Le rôle du parent est que son enfant puisse comprendre et ranger ses connaissances. Pour concevoir où en est l'enfant dans l'apprentissage, il faut avoir dans sa tête une armoire à trois tiroirs, explique Bruno Humbeeck :

  • ce qui acquis, compris. On n'y revient plus. On range.
  • ce qui est en voie d'acquisition. Il faut aider l'enfant à installer ses mécanismes cognitifs en faisant des exercices pour ancrer la compétence et la connaissance.
  • ce qui n'est pas compris et doit être expliqué par quelqu'un, qui soit de préférence proche de ces schémas cognitifs. Comme un cousin un rien plus âgé, par exemple, et en le payant pour ne pas qu'il le fasse de façon flottante.

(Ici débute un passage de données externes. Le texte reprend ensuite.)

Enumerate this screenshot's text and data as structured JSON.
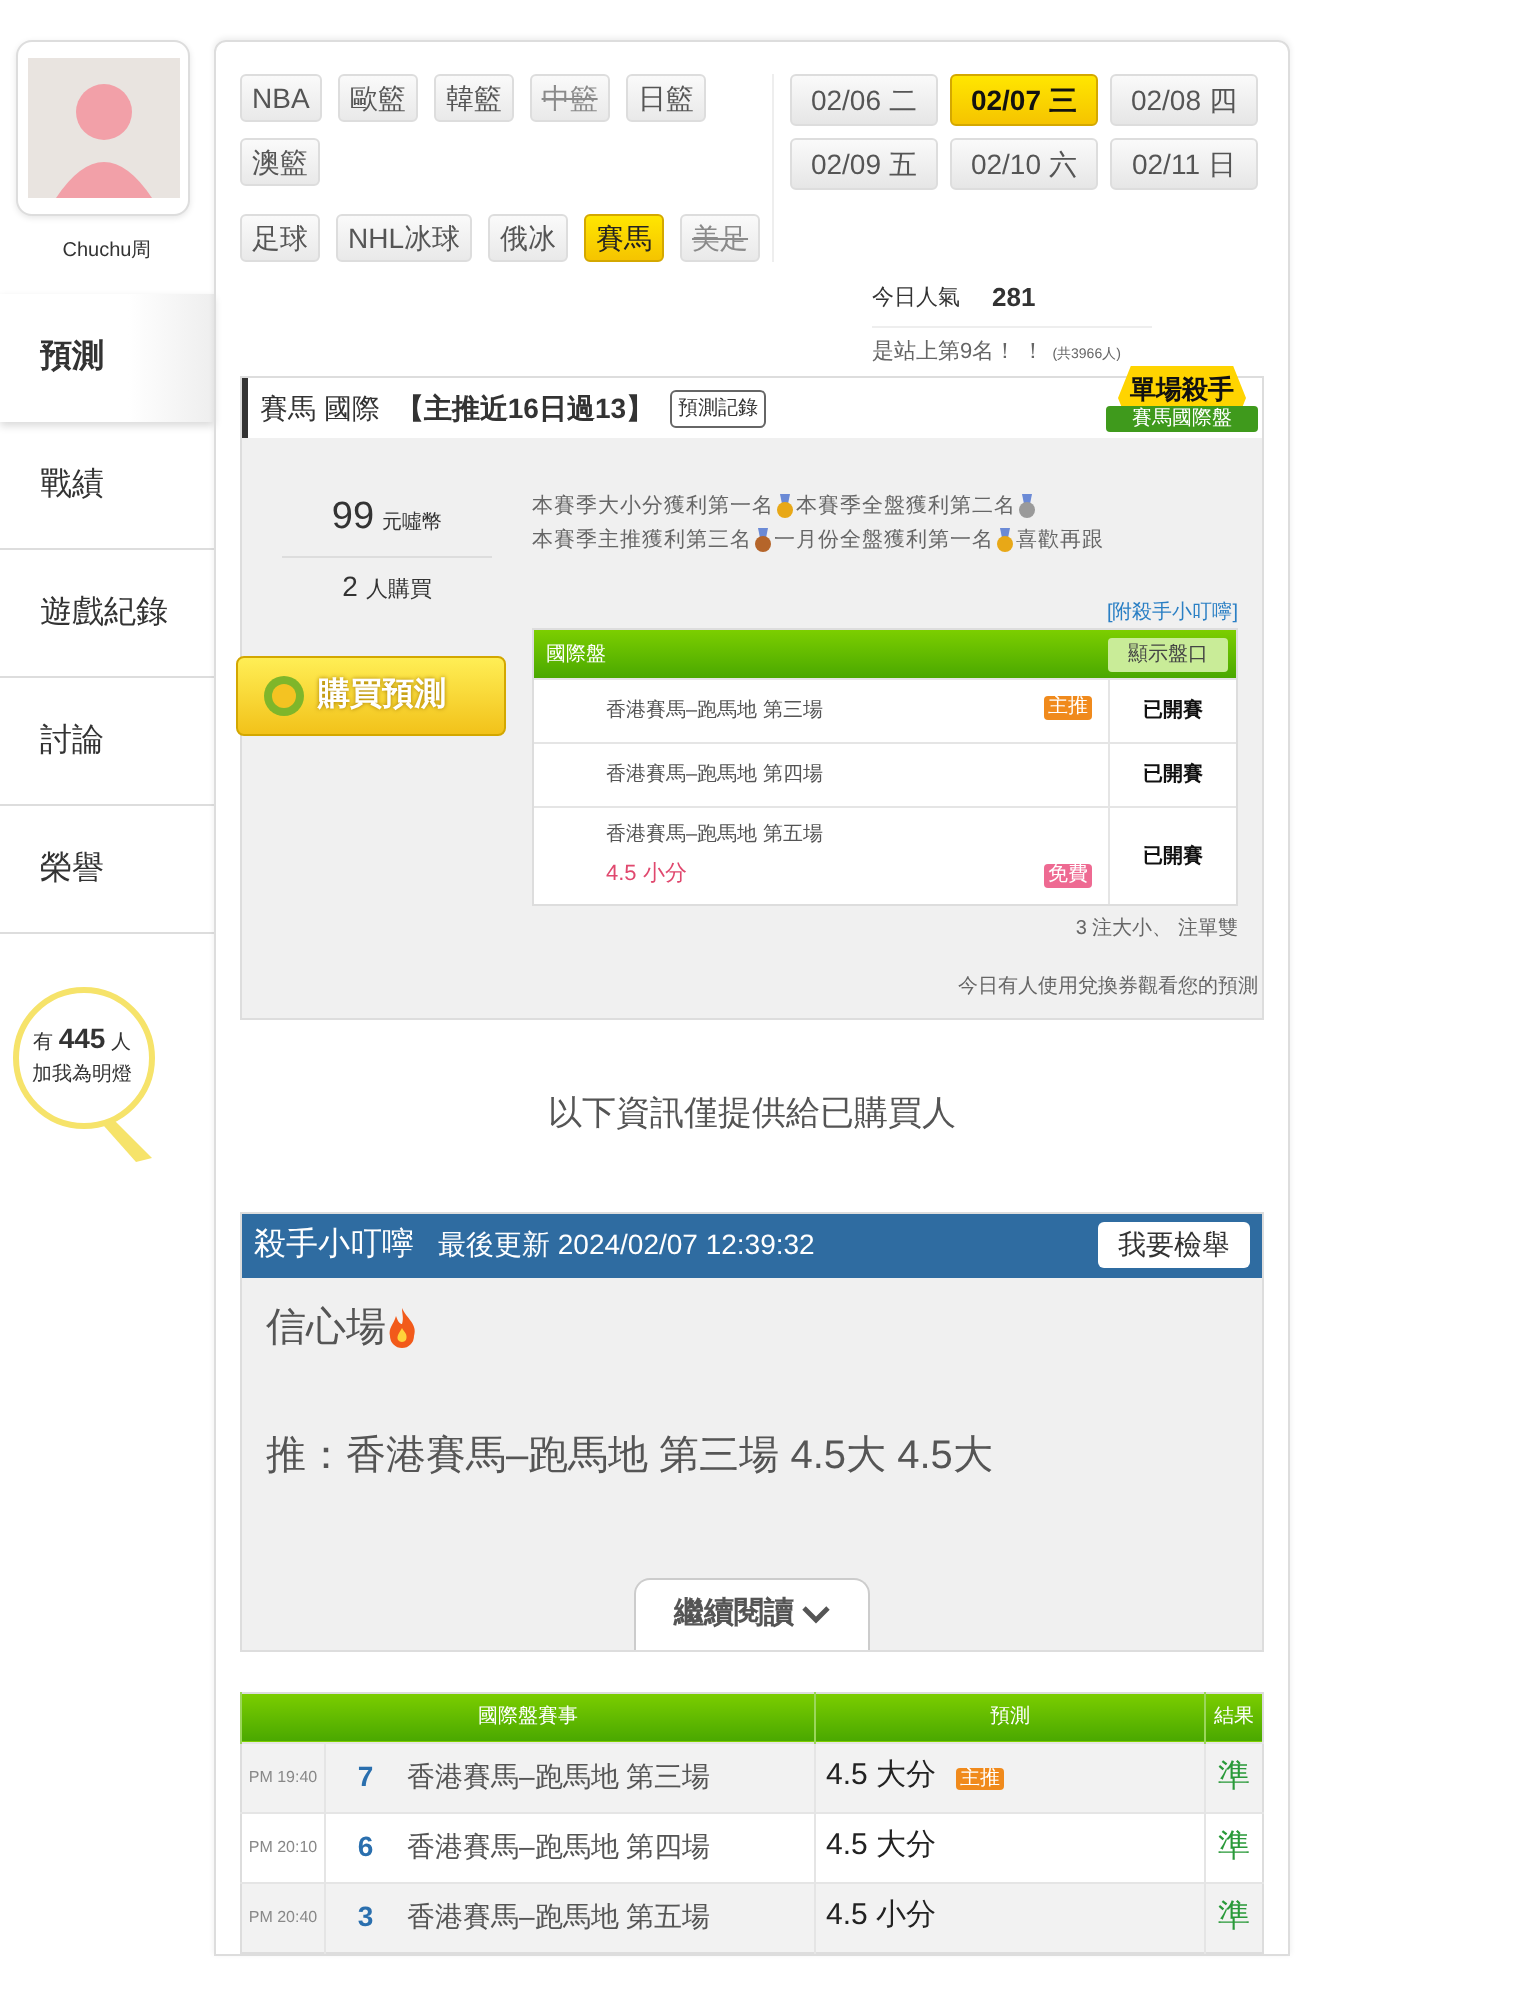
{
  "profile": {
    "name": "Chuchu周"
  },
  "nav": [
    {
      "label": "預測",
      "selected": true
    },
    {
      "label": "戰績",
      "selected": false
    },
    {
      "label": "遊戲紀錄",
      "selected": false
    },
    {
      "label": "討論",
      "selected": false
    },
    {
      "label": "榮譽",
      "selected": false
    }
  ],
  "fans": {
    "prefix": "有",
    "count": "445",
    "suffix": "人",
    "caption": "加我為明燈"
  },
  "sport_rows": [
    [
      {
        "label": "NBA",
        "selected": false,
        "disabled": false
      },
      {
        "label": "歐籃",
        "selected": false,
        "disabled": false
      },
      {
        "label": "韓籃",
        "selected": false,
        "disabled": false
      },
      {
        "label": "中籃",
        "selected": false,
        "disabled": true
      },
      {
        "label": "日籃",
        "selected": false,
        "disabled": false
      }
    ],
    [
      {
        "label": "澳籃",
        "selected": false,
        "disabled": false
      }
    ],
    [
      {
        "label": "足球",
        "selected": false,
        "disabled": false
      },
      {
        "label": "NHL冰球",
        "selected": false,
        "disabled": false
      },
      {
        "label": "俄冰",
        "selected": false,
        "disabled": false
      },
      {
        "label": "賽馬",
        "selected": true,
        "disabled": false
      },
      {
        "label": "美足",
        "selected": false,
        "disabled": true
      }
    ]
  ],
  "dates": [
    {
      "date": "02/06",
      "weekday": "二",
      "selected": false
    },
    {
      "date": "02/07",
      "weekday": "三",
      "selected": true
    },
    {
      "date": "02/08",
      "weekday": "四",
      "selected": false
    },
    {
      "date": "02/09",
      "weekday": "五",
      "selected": false
    },
    {
      "date": "02/10",
      "weekday": "六",
      "selected": false
    },
    {
      "date": "02/11",
      "weekday": "日",
      "selected": false
    }
  ],
  "popularity": {
    "label": "今日人氣",
    "value": "281",
    "rank": "是站上第9名！ ！",
    "total": "(共3966人)"
  },
  "pick_card": {
    "title": "賽馬 國際",
    "record": "【主推近16日過13】",
    "record_button": "預測記錄",
    "badge": {
      "title": "單場殺手",
      "ribbon": "賽馬國際盤"
    },
    "price": "99",
    "currency": "元噓幣",
    "buyers": "2",
    "buyers_label": "人購買",
    "buy_button": "購買預測",
    "honors": [
      {
        "text": "本賽季大小分獲利第一名",
        "color": "#e8a817"
      },
      {
        "text": "本賽季全盤獲利第二名",
        "color": "#9a9a9a"
      },
      {
        "text": "本賽季主推獲利第三名",
        "color": "#b5652a"
      },
      {
        "text": "一月份全盤獲利第一名",
        "color": "#e8a817"
      }
    ],
    "honors_end": "喜歡再跟",
    "tip_link": "[附殺手小叮嚀]",
    "market": {
      "title": "國際盤",
      "button": "顯示盤口",
      "games": [
        {
          "name": "香港賽馬–跑馬地 第三場",
          "tag": {
            "kind": "main",
            "label": "主推"
          },
          "status": "已開賽"
        },
        {
          "name": "香港賽馬–跑馬地 第四場",
          "status": "已開賽"
        },
        {
          "name": "香港賽馬–跑馬地 第五場",
          "pick": "4.5 小分",
          "tag": {
            "kind": "free",
            "label": "免費"
          },
          "status": "已開賽"
        }
      ]
    },
    "summary": "3 注大小、 注單雙",
    "notice": "今日有人使用兌換券觀看您的預測"
  },
  "members_notice": "以下資訊僅提供給已購買人",
  "tip": {
    "title": "殺手小叮嚀",
    "updated": "最後更新 2024/02/07 12:39:32",
    "report_button": "我要檢舉",
    "lines": [
      {
        "text": "信心場",
        "kind": "flagged"
      },
      {
        "text": "推：香港賽馬–跑馬地 第三場 4.5大 4.5大",
        "kind": "plain"
      }
    ],
    "read_more": "繼續閱讀"
  },
  "results": {
    "columns": [
      "國際盤賽事",
      "預測",
      "結果"
    ],
    "rows": [
      {
        "time": "PM 19:40",
        "number": "7",
        "game": "香港賽馬–跑馬地 第三場",
        "prediction": "4.5 大分",
        "tag": {
          "kind": "main",
          "label": "主推"
        },
        "result": "準"
      },
      {
        "time": "PM 20:10",
        "number": "6",
        "game": "香港賽馬–跑馬地 第四場",
        "prediction": "4.5 大分",
        "result": "準"
      },
      {
        "time": "PM 20:40",
        "number": "3",
        "game": "香港賽馬–跑馬地 第五場",
        "prediction": "4.5 小分",
        "result": "準"
      }
    ]
  }
}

« Les connaissances s'installent toujours sur ce que nous connaissons déjà. Nous n'avons pas de connaissances qui viennent du vide, comme nous n'avons pas de mémoire qui s'installe dans le vide. On colle sur ce qu'on connaît déjà, donc c'est de la remémoration et de l'installation sur un patrimoine que nous avons acquis. »


« Il faut faire comme Madame a dit »

C'est une phrase que nos enfants nous sortent souvent lorsque nous essayons de leur expliquer à notre façon la matière. « Les enseignants sont effectivement payés pour comprendre les mécanismes qui fonctionnent le mieux pour installer les compétences, rappelle Bruno Humbeeck.  Ils essaient de mettre en place des systèmes d'intelligence qui permettent que, dès qu'on est confronté à un phénomène, on apprend à le connaître, le comprendre, l'analyser avant d'en faire une synthèse et de produire éventuellement une innovation. Ils savent comment programmer les apprentissages chez les enfants. » Par ailleurs, ils n'y mettent pas la tension que peuvent y mettre les parents.

Les parents rendent souvent les devoirs contre-productifs sur le plan pédagogique. Leurs méthodes s'appuient sur des raccourcis cognitifs, qui sont souvent des manières d'aboutir plus vite à un résultat, sans installer la démarche ou en l'installant tellement différemment que cela produit une confusion chez l'enfant.

Un apprentissage se décompose en effet en de multiples compétences qui doivent être réalisées pour l'obtenir. Malheureusement les parents sont trop préoccupés par l'idée que leur enfant produise un résultat. Il vaudrait mieux s'arrêter dès le premier signe d'énervement et proposer que quelqu'un d'autre réexplique à l'enfant le devoir. Le but n'est pas d'aller au bout des devoirs, mais plutôt jusqu'où l'enfant peut aller. C'est l'entraînement des compétences acquises, qui permet de repérer les compétences non acquises.

L'idéal est que l'enfant réexplique lui-même la matière, à nous-mêmes ou à un enfant qui n'a pas compris. Il développe ainsi la compréhension de ces mécanismes.